Mais les habitant.es de Notre-Dame-des-Landes nous disent également qu’il reste une seconde manche, qu’elle n’est pas encore gagnée. Et nous sommes convié.es, nous lectrices-lecteurs de cet appel (voir le document joint), à « prêter main forte » pour le « déploiement d’une lutte victorieuse ».

« Seconde manche », c’était déjà le titre, en avril 2018, d’un article publié par un magazine culturel, situé radicalement à gauche de L’Obs et qui paraît le lundi matin. Cet article a été mis en ligne le dimanche 8 avril (#141), la veille de la dernière opération policière-militaire contre ce qui était encore une zad. En introduction de cet article, la rédaction du magazine indique que le texte lui a été confié par « des amis sur place ». Autrement dit, la rédaction ne marque aucune distance avec l’article.

Dans cet article, est conceptualisée une opposition binaire entre les partisans de la victoire — celles et ceux qui écrivent aujourd’hui pour nous demander de leur prêter main forte — et les autres. Qui sont ces autres ? Que pensent ces autres de la situation ? Ces autres ont-ils seulement une pensée ? L’article ne le dit pas. Les autres n’ont pas même le statut d’opposant politique (comme dans les démocraties, par exemple). Leurs positions ne sont pas à discuter. Elles n’en valent pas la peine. À leur sujet, les « amis sur place » disent que ces autres sont « incapables de scruter l’horizon autrement qu’avec des schémas préconçus et la passion de la défaite. » Ces autres qui vivent au même endroit, mais qui défendent d’autres positions que celle qui consiste à négocier avec la préfecture, en vérité nous dit-on, ont la passion de la défaite.

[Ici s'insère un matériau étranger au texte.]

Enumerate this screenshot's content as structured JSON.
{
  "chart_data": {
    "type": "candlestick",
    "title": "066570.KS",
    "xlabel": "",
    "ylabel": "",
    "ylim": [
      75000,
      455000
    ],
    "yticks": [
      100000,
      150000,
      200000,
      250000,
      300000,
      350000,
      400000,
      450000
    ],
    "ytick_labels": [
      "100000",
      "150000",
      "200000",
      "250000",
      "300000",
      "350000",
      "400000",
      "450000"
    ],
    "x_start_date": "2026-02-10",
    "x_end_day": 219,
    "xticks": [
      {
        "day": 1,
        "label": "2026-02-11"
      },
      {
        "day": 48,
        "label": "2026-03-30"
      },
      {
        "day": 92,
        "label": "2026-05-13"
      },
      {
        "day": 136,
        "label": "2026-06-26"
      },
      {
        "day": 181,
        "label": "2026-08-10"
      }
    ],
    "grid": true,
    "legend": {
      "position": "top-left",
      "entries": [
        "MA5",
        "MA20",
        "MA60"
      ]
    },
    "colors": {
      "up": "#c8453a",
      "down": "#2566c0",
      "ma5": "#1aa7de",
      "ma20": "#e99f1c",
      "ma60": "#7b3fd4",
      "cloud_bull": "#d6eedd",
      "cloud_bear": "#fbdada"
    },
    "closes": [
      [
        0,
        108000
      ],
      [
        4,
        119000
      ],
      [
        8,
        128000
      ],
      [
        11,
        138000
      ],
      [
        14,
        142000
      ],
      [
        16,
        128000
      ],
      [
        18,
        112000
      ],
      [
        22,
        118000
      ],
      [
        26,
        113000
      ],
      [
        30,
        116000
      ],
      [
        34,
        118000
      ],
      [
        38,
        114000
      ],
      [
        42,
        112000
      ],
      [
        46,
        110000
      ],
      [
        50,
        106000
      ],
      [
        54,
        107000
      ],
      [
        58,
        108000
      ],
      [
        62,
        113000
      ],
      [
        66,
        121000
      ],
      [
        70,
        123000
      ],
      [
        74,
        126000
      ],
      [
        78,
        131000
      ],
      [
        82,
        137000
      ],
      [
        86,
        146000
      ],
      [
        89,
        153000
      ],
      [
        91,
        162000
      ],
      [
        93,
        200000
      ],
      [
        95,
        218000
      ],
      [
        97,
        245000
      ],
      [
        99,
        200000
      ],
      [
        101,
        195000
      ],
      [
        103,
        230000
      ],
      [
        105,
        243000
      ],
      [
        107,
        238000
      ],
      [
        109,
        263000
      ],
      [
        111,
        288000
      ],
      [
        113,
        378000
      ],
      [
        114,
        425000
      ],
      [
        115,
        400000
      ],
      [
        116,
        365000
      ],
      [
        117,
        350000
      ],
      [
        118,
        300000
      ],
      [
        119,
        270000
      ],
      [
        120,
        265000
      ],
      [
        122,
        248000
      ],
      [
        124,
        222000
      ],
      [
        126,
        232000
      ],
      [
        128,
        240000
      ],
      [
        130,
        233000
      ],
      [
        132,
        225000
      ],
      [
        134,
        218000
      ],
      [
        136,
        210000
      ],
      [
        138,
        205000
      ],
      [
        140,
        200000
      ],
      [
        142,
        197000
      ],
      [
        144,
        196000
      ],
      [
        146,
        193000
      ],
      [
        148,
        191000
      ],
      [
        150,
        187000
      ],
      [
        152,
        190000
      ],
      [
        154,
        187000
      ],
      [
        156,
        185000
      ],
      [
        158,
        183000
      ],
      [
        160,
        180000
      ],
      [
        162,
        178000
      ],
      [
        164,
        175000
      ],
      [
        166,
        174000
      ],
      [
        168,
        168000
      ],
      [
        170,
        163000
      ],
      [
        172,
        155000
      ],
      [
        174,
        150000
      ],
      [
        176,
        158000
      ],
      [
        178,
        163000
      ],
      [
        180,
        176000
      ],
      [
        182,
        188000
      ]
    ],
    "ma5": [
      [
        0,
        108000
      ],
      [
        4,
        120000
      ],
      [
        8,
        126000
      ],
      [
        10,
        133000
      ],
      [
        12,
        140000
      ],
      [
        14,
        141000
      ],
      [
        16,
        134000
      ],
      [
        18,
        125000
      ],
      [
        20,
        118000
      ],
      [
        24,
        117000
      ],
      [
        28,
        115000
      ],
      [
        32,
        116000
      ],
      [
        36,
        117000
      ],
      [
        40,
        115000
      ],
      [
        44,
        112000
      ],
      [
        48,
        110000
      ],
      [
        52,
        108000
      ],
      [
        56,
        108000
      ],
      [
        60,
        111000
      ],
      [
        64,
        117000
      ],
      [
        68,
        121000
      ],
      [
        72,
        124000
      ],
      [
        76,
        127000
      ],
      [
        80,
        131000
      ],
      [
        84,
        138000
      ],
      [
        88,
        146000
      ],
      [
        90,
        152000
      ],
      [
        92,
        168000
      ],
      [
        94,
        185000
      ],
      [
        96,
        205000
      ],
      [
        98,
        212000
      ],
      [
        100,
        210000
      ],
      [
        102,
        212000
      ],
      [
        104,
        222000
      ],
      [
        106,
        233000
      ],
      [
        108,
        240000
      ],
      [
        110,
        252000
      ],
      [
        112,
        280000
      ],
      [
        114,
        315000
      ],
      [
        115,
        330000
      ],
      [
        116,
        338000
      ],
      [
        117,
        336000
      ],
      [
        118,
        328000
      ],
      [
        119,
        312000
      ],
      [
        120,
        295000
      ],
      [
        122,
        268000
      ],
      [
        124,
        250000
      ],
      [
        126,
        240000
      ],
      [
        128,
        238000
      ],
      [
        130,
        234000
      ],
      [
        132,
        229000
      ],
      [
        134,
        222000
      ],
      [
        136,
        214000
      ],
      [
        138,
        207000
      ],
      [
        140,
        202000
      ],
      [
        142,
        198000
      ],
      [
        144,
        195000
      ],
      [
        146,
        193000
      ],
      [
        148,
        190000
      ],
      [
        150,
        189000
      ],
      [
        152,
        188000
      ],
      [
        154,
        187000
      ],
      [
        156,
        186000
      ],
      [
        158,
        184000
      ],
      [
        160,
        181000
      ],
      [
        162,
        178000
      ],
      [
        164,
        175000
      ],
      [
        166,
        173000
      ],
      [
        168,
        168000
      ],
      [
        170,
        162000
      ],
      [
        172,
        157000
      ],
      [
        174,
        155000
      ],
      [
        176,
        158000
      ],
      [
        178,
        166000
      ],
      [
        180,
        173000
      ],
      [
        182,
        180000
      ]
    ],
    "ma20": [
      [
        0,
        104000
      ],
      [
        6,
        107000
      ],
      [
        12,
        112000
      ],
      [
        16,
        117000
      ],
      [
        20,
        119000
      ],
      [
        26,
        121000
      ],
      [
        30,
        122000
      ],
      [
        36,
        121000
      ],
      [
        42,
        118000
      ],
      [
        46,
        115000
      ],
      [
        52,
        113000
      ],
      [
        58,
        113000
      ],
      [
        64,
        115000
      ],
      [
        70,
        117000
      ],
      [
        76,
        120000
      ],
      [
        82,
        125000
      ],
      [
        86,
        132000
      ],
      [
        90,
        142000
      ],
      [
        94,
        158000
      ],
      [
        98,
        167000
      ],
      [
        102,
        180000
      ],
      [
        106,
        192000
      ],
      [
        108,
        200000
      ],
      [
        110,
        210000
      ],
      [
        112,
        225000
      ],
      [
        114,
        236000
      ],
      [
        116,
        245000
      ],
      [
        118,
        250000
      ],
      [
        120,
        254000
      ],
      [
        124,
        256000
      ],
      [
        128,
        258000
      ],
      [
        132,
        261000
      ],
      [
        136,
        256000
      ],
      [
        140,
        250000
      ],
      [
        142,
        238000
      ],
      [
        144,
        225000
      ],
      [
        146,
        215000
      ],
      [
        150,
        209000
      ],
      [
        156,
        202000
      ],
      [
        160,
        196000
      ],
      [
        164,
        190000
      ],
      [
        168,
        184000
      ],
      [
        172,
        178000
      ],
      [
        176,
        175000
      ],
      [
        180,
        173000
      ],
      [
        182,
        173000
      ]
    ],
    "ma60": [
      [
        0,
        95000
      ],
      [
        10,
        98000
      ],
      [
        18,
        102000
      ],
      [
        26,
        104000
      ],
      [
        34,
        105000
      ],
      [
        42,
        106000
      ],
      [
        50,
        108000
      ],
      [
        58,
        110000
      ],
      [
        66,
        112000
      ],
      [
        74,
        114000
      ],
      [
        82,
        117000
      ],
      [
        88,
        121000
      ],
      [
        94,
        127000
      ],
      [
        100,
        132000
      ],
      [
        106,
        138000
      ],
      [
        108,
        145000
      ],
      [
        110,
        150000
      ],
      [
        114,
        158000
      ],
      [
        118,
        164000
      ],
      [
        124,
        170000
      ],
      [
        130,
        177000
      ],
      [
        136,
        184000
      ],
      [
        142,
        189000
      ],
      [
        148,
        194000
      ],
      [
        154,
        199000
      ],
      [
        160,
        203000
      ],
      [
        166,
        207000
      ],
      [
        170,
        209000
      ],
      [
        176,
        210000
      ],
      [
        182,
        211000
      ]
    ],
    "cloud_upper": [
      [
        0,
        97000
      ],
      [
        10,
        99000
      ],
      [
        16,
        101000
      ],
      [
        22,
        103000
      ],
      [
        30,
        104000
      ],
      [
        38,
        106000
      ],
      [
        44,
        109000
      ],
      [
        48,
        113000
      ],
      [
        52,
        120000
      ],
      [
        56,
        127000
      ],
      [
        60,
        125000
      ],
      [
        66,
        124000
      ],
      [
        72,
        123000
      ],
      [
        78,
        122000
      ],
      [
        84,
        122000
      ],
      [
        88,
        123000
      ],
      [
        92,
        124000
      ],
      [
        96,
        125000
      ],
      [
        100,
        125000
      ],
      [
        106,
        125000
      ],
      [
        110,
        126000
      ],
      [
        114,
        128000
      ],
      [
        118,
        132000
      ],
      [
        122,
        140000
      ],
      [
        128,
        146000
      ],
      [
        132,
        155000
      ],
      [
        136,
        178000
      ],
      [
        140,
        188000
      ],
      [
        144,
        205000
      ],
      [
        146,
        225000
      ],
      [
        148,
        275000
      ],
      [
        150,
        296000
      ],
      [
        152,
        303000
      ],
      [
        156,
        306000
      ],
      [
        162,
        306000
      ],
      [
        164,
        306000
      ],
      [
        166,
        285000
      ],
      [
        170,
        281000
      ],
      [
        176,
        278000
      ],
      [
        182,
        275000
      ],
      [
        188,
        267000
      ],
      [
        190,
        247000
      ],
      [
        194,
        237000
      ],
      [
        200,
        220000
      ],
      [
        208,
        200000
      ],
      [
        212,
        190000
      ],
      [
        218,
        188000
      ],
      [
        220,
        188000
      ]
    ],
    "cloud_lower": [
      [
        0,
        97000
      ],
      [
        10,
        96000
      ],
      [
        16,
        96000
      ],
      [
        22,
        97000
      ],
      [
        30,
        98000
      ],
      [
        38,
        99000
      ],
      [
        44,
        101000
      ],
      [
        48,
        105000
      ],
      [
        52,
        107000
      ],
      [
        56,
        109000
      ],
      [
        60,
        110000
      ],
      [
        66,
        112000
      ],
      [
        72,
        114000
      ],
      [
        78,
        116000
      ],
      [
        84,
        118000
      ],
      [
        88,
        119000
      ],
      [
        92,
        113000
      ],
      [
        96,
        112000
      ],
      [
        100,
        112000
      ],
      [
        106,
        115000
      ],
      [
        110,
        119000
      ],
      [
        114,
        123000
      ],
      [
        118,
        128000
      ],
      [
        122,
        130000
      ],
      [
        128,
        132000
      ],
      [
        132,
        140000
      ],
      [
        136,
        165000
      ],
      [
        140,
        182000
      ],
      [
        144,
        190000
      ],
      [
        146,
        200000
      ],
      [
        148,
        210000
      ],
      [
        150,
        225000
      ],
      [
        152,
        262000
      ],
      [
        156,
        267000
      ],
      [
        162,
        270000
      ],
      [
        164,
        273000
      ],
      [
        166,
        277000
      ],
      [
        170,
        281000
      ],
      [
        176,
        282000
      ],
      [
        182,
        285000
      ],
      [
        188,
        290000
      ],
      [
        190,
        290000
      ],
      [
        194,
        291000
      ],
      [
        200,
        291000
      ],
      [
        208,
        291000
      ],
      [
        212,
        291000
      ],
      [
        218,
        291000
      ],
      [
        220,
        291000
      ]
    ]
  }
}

« Victoire/ passion de la défaite » : la tenaille est mise en place, avec l’amitié d’une rédaction pour laquelle cette lutte (« contre l’aéroport et son monde ») a longtemps fait figure de référence centrale.

Eh bien, aujourd’hui encore, c’est la même tenaille. Il s’agit de continuer la « victoire ». Avec pourtant plus de deux ans de recul, la possibilité même d’une position critique est toujours par avance annulée.

Le discours de la « victoire », c’est le discours de celles et ceux qui disent aux autres : « fermez-la ! »

P.-S. :

Envoyé en septembre aux soutiens, le document joint est accompagné de ces mots :

« Comme c’est une situation complexe pour laquelle nous peinons à donner des nouvelles claires, voici en pièces pointes un point de situation à l’intention de nos soutiens concernant l’état des négociations avec les différentes institutions sur les bâtis et habitations diverses de la zad.
La situation n’est pas simple mais c’est aussi l’occasion de faire émerger des revendications ambitieuses. »

On y apprend, notamment, que plus de trente demandes de permis de construire ont été déposées, mais aussi que le conseil départemental refuse de vendre le bâti aux habitant.es, alors que le fonds de dotation La Terre en Commun avait justement été créé pour acheter les terres et les bâtis de l’ex-zad.